Penelitian yang diterbitkan dalam jurnal PLOS One ini dipimpin oleh Dr. Akinkunle Oye-Somefun dari Universitas York di Kanada. Tim peneliti menganalisis data dari peserta berusia 35 tahun ke atas yang dihimpun dari 69 studi terdahulu untuk melihat gambaran utuh tentang dampak rutinitas harian (pergerakan, tidur, dan perilaku menetap) terhadap kesehatan otak.
"Tidur di luar kisaran tujuh hingga delapan jam secara konsisten, baik kurang maupun lebih, mungkin membawa implikasi jangka panjang bagi kesehatan otak — implikasi yang mudah terlewatkan karena terakumulasi secara diam-diam selama beberapa dekade," jelas Dr. Akinkunle Oye-Somefun.
Rekomendasi Ahli untuk Perubahan Gaya Hidup
Para ahli kesehatan menekankan bahwa untuk mendapatkan manfaat perlindungan kognitif ini, perubahan gaya hidup tidak harus ekstrem. Perubahan kecil yang moderat dan realistis, namun dilakukan secara konsisten, jauh lebih berdampak daripada intervensi jangka pendek.

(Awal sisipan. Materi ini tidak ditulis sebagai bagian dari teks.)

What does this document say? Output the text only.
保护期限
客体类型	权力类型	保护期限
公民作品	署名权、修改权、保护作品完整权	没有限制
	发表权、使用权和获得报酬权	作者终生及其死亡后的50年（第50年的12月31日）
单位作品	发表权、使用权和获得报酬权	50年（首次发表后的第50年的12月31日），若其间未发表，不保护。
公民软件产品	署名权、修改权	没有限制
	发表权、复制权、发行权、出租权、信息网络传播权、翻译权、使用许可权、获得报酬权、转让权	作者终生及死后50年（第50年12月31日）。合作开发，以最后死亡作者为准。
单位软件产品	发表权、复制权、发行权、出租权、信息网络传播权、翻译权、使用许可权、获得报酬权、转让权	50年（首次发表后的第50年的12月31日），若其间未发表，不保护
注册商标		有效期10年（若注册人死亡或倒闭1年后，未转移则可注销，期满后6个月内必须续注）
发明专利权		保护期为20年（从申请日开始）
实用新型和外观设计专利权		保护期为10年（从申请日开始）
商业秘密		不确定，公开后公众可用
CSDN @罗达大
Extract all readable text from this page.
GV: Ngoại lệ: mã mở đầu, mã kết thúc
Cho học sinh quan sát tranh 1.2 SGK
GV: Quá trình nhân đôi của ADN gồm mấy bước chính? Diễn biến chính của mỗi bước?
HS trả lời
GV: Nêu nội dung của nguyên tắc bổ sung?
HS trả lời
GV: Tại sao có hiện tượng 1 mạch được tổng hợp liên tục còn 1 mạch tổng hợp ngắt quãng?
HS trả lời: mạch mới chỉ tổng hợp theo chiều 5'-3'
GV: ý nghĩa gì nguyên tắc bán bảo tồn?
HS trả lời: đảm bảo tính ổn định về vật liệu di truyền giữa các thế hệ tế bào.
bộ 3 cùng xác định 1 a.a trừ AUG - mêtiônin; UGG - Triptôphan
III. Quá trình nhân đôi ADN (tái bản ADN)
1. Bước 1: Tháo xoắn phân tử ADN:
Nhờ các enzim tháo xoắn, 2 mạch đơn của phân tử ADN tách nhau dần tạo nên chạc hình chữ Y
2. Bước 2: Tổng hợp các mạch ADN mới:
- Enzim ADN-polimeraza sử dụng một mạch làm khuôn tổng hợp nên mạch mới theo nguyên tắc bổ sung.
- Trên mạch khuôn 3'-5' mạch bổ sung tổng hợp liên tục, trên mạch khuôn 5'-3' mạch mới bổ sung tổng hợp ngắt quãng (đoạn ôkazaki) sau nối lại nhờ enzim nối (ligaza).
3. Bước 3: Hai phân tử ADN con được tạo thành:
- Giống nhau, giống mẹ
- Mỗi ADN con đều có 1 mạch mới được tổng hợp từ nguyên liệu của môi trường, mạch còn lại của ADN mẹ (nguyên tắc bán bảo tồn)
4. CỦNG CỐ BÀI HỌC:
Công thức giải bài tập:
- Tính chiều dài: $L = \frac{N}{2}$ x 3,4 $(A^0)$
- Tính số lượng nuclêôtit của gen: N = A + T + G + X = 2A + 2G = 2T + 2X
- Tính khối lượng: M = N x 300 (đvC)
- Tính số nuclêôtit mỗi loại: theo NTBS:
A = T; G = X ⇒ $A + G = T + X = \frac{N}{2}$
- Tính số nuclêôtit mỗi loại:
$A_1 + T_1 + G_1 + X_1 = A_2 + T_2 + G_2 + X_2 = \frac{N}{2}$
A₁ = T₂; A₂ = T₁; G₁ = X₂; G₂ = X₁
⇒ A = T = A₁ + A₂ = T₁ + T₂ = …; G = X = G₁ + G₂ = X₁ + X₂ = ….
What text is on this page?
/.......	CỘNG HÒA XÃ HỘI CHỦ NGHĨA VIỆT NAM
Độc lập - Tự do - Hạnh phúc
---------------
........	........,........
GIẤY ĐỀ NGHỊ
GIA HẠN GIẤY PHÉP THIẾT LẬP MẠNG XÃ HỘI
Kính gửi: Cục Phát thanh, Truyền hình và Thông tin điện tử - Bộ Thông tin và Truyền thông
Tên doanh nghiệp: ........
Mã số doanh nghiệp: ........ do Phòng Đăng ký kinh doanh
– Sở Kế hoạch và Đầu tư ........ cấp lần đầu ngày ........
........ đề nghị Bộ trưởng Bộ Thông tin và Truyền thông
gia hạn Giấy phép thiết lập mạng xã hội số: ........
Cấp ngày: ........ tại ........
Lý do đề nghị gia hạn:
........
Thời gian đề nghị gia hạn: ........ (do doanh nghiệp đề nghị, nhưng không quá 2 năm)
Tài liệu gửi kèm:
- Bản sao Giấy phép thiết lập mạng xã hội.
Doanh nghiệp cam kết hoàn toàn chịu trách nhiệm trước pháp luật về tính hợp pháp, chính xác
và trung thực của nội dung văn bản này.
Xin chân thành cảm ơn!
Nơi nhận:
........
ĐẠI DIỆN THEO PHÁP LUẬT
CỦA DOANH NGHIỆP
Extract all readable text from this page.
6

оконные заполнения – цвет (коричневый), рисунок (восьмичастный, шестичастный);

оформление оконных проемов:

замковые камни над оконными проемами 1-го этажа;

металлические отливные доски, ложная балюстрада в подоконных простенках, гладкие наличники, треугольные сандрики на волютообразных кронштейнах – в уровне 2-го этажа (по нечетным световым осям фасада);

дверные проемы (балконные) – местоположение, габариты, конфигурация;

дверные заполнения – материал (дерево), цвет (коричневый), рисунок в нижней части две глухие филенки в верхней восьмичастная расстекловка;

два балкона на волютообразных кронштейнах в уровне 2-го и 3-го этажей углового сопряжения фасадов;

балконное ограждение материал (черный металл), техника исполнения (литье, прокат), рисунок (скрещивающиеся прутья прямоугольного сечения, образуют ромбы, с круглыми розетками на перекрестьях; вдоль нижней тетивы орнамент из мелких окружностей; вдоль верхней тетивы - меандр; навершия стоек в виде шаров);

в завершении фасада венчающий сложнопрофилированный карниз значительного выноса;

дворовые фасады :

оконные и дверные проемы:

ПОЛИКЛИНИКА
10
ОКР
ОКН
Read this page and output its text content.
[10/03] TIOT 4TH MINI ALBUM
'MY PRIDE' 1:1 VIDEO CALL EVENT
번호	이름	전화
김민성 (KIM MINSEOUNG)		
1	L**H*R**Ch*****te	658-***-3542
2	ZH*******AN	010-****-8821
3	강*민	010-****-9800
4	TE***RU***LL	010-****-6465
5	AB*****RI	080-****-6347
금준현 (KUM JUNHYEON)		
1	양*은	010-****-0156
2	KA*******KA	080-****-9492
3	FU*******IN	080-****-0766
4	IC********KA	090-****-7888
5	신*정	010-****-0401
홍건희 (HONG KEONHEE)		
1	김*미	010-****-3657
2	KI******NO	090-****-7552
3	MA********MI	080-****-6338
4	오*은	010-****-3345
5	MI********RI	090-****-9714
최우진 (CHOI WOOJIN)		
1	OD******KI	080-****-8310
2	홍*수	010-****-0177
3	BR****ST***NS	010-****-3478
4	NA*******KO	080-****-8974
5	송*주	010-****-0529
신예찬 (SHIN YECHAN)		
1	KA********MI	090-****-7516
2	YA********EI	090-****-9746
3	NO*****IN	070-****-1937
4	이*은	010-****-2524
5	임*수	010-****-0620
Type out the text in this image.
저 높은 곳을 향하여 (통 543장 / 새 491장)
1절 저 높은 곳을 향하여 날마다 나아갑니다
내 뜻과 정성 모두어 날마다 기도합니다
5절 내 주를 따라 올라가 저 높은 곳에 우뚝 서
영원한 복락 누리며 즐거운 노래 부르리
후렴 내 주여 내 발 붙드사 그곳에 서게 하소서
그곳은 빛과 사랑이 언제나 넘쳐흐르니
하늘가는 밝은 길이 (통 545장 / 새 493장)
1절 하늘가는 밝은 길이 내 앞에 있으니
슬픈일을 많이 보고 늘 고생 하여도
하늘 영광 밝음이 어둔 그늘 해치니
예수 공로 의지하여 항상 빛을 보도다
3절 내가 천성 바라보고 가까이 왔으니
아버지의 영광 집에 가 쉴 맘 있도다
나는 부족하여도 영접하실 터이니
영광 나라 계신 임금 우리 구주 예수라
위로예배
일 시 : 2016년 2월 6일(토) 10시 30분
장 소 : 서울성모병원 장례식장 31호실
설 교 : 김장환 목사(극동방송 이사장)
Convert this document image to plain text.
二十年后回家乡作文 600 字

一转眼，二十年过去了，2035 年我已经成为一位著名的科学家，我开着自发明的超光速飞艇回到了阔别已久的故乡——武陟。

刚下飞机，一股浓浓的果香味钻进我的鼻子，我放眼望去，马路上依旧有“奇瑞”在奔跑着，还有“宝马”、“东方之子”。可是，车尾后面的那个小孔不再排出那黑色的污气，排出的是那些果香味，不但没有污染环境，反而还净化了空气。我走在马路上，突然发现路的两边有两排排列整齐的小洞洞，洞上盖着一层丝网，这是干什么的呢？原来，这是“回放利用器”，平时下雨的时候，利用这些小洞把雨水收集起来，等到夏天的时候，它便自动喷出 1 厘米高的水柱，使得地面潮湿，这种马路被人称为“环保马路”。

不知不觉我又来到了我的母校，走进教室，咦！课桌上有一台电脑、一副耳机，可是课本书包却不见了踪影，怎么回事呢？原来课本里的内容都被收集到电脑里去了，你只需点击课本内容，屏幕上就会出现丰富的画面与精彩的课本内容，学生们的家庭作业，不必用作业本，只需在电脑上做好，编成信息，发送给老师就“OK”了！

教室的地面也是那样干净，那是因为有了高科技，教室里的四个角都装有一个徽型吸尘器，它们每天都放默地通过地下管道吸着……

| Faktor Risiko | Strategi Penerapan yang Disarankan |
|---|---|
| Aktivitas Fisik | Integrasikan gerakan ke dalam rutinitas yang sudah ada, seperti berjalan kaki saat istirahat, bersepeda ke tempat kerja, atau melakukan sesi olahraga singkat di tengah minggu. |
| Perilaku Sedentari (Duduk) | Beri interupsi kecil pada waktu duduk yang lama. Biasakan untuk sesekali berdiri, meregangkan tubuh, atau berjalan singkat (seperti saat mengambil minum). |
| Pola Tidur | Memprioritaskan keteraturan jadwal—yakni pergi tidur dan bangun di waktu yang sama setiap hari—bisa jadi lebih mudah dicapai dan berdampak besar dibandingkan sekadar mengejar durasi waktu. |
Meskipun temuan ini bersifat observasional, bukti yang dihimpun dari jutaan data memperkuat rekomendasi medis bahwa menjaga tubuh tetap aktif dan menjaga kualitas tidur bukan hanya baik untuk kesehatan jantung, tetapi merupakan pertahanan utama untuk menjaga fungsi otak seiring bertambahnya usia.